Canon Law Was Not the Problem | by Michael Kelly | Catholic World Report
Neglect of canon law, not adherence to it, contributed to the covering up of child abuse by Irish priests.
“Catholic bishops covered up abuse by priests because they relied on canon law rather than the civil law”—it’s a familiar line in the media and from politicians when bishops or religious superiors have been shown to have mishandled abuse allegations. This side of the Atlantic, at least, it’s hard to have a conversation about the issue without this claim being raised—even by faithful Catholics.
It is, of course, true that many bishops did grievously fail children and the Catholic community at large by failing to respond properly to allegations of abuse against priests and religious. However, on closer inspection it becomes obvious that at the heart of the crisis was not only a failure to report a crime to the civil authorities, but also a failure to apply the Church’s own rules, rather than an overreliance on canon law.
Revealing new statistics published by the Archdiocese of Dublin in May offer a decade-by-decade breakdown of when abuse reported to Irish authorities is alleged to have occurred.

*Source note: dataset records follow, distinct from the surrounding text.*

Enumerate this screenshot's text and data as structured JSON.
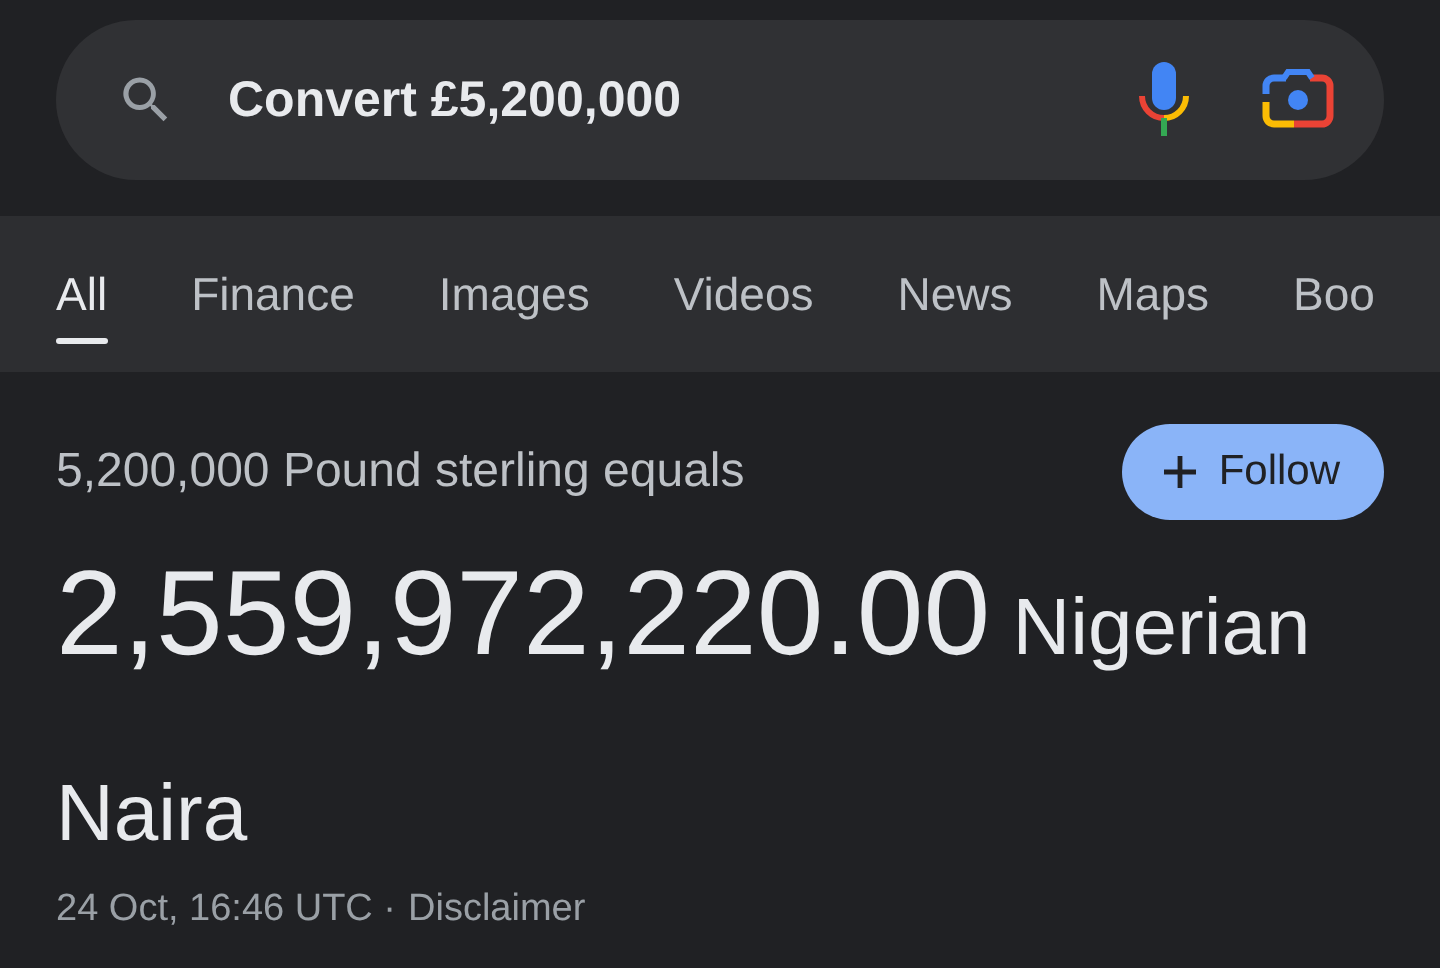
{
  "search": {
    "value": "Convert £5,200,000"
  },
  "tabs": [
    {
      "label": "All",
      "selected": true
    },
    {
      "label": "Finance",
      "selected": false
    },
    {
      "label": "Images",
      "selected": false
    },
    {
      "label": "Videos",
      "selected": false
    },
    {
      "label": "News",
      "selected": false
    },
    {
      "label": "Maps",
      "selected": false
    },
    {
      "label": "Boo",
      "selected": false
    }
  ],
  "result": {
    "source": "5,200,000 Pound sterling equals",
    "follow_button": "Follow",
    "amount": "2,559,972,220.00",
    "currency": "Nigerian Naira",
    "timestamp": "24 Oct, 16:46 UTC ·",
    "disclaimer": "Disclaimer"
  }
}
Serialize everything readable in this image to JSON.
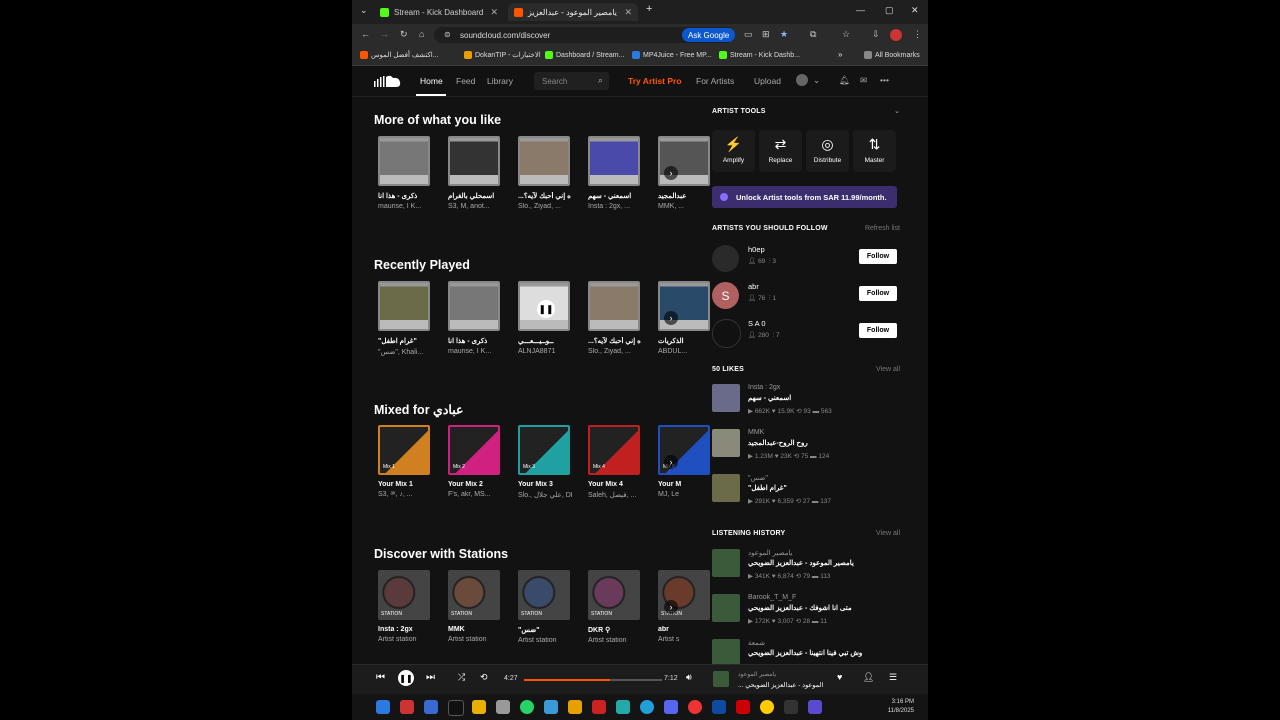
{
  "browser": {
    "tabs": [
      {
        "title": "Stream - Kick Dashboard",
        "close": "✕"
      },
      {
        "title": "يامصير الموعود - عبدالعزيز",
        "close": "✕"
      }
    ],
    "new_tab": "+",
    "url": "soundcloud.com/discover",
    "ask_google": "Ask Google",
    "bookmarks": [
      "اكتشف أفضل الموس...",
      "DokanTIP - الاختيارات",
      "Dashboard / Stream...",
      "MP4Juice - Free MP...",
      "Stream - Kick Dashb..."
    ],
    "all_bookmarks": "All Bookmarks",
    "colors": {
      "kick": "#53fc18",
      "soundcloud": "#ff5500",
      "google": "#0b57d0"
    }
  },
  "nav": {
    "home": "Home",
    "feed": "Feed",
    "library": "Library",
    "search_placeholder": "Search",
    "try_pro": "Try Artist Pro",
    "for_artists": "For Artists",
    "upload": "Upload",
    "more": "•••"
  },
  "sections": {
    "more_like": {
      "title": "More of what you like",
      "cards": [
        {
          "title": "ذكرى - هذا انا",
          "sub": "maurise, I K...",
          "color": "#777"
        },
        {
          "title": "اسمحلي بالغرام",
          "sub": "S3, M, anot...",
          "color": "#333"
        },
        {
          "title": "...ه إني أحبك لآيه؟",
          "sub": "Slo., Ziyad, ...",
          "color": "#8a7a6a"
        },
        {
          "title": "اسمعني - سهم",
          "sub": "Insta : 2gx, ...",
          "color": "#4a4aaa"
        },
        {
          "title": "عبدالمجيد",
          "sub": "MMK, ...",
          "color": "#555"
        }
      ]
    },
    "recently_played": {
      "title": "Recently Played",
      "cards": [
        {
          "title": "\"غرام اطفل\"",
          "sub": "\"ضس\", Khali...",
          "color": "#6b6b4a"
        },
        {
          "title": "ذكرى - هذا انا",
          "sub": "maurise, I K...",
          "color": "#777"
        },
        {
          "title": "ــوــيـــعـــي",
          "sub": "ALNJA8871",
          "color": "#ddd"
        },
        {
          "title": "...ه إني أحبك لآيه؟",
          "sub": "Slo., Ziyad, ...",
          "color": "#8a7a6a"
        },
        {
          "title": "الذكريات",
          "sub": "ABDUL...",
          "color": "#2a4a6a"
        }
      ]
    },
    "mixed_for": {
      "title": "Mixed for عبادي",
      "cards": [
        {
          "title": "Your Mix 1",
          "sub": "S3, ᵃᵏ, ♪, ...",
          "color": "#d08020",
          "label": "Mix 1"
        },
        {
          "title": "Your Mix 2",
          "sub": "F's, akr, MS...",
          "color": "#d02080",
          "label": "Mix 2"
        },
        {
          "title": "Your Mix 3",
          "sub": "Slo., علي جلال, DKR...",
          "color": "#20a0a0",
          "label": "Mix 3"
        },
        {
          "title": "Your Mix 4",
          "sub": "Saleh, فيصل, ...",
          "color": "#c02020",
          "label": "Mix 4"
        },
        {
          "title": "Your M",
          "sub": "MJ, Le",
          "color": "#2050c0",
          "label": "Mix 5"
        }
      ]
    },
    "stations": {
      "title": "Discover with Stations",
      "cards": [
        {
          "title": "Insta : 2gx",
          "sub": "Artist station",
          "color": "#5a3a3a"
        },
        {
          "title": "MMK",
          "sub": "Artist station",
          "color": "#6a4a3a"
        },
        {
          "title": "\"ضس\"",
          "sub": "Artist station",
          "color": "#3a4a6a"
        },
        {
          "title": "DKR ⚲",
          "sub": "Artist station",
          "color": "#6a3a5a"
        },
        {
          "title": "abr",
          "sub": "Artist s",
          "color": "#6a3a2a"
        }
      ],
      "badge": "STATION"
    }
  },
  "sidebar": {
    "artist_tools": "ARTIST TOOLS",
    "tools": [
      {
        "label": "Amplify",
        "icon": "⚡"
      },
      {
        "label": "Replace",
        "icon": "⇄"
      },
      {
        "label": "Distribute",
        "icon": "◎"
      },
      {
        "label": "Master",
        "icon": "⇅"
      }
    ],
    "unlock": "Unlock Artist tools from SAR 11.99/month.",
    "should_follow": "ARTISTS YOU SHOULD FOLLOW",
    "refresh": "Refresh list",
    "follow_label": "Follow",
    "artists": [
      {
        "name": "h0ep",
        "followers": "69",
        "tracks": "3"
      },
      {
        "name": "abr",
        "followers": "76",
        "tracks": "1",
        "initial": "S"
      },
      {
        "name": "S A 0",
        "followers": "280",
        "tracks": "7"
      }
    ],
    "likes_title": "50 LIKES",
    "view_all": "View all",
    "likes": [
      {
        "user": "Insta : 2gx",
        "title": "اسمعني - سهم",
        "plays": "662K",
        "likes": "15.9K",
        "reposts": "93",
        "comments": "563"
      },
      {
        "user": "MMK",
        "title": "روح الروح-عبدالمجيد",
        "plays": "1.23M",
        "likes": "23K",
        "reposts": "75",
        "comments": "124"
      },
      {
        "user": "\"ضس\"",
        "title": "\"غرام اطفل\"",
        "plays": "291K",
        "likes": "6,359",
        "reposts": "27",
        "comments": "137"
      }
    ],
    "history_title": "LISTENING HISTORY",
    "history": [
      {
        "user": "يامصير الموعود",
        "title": "يامصير الموعود - عبدالعزيز الضويحي",
        "plays": "341K",
        "likes": "6,874",
        "reposts": "79",
        "comments": "113"
      },
      {
        "user": "Barook_T_M_F",
        "title": "متى انا اشوفك - عبدالعزيز الضويحي",
        "plays": "172K",
        "likes": "3,007",
        "reposts": "28",
        "comments": "11"
      },
      {
        "user": "شمعة",
        "title": "وش تبي فينا انتهينا - عبدالعزيز الضويحي",
        "plays": "",
        "likes": "",
        "reposts": "",
        "comments": ""
      }
    ]
  },
  "player": {
    "elapsed": "4:27",
    "duration": "7:12",
    "progress": 0.62,
    "track_user": "يامصير الموعود",
    "track_title": "... الموعود - عبدالعزيز الضويحي"
  },
  "taskbar": {
    "time": "3:16 PM",
    "date": "11/8/2025"
  }
}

The analysis of allegations of abuse made against 98 priests of the archdiocese over a 70-year period shows that the alleged abuse began to skyrocket in the 1960s. Approximately 2 percent of accused priests are alleged to have abused in the 1940s, 4 percent in the 1950s, 23 percent in the 1960s, 27 percent in the 1970s, 34 percent in the 1980s, 9 percent in the 1990s, and 1 percent in the 2000s.
This is very similar to the pattern found in other countries. What explains the fact that the problem became so bad in that particular period—the 1960s to the 80s?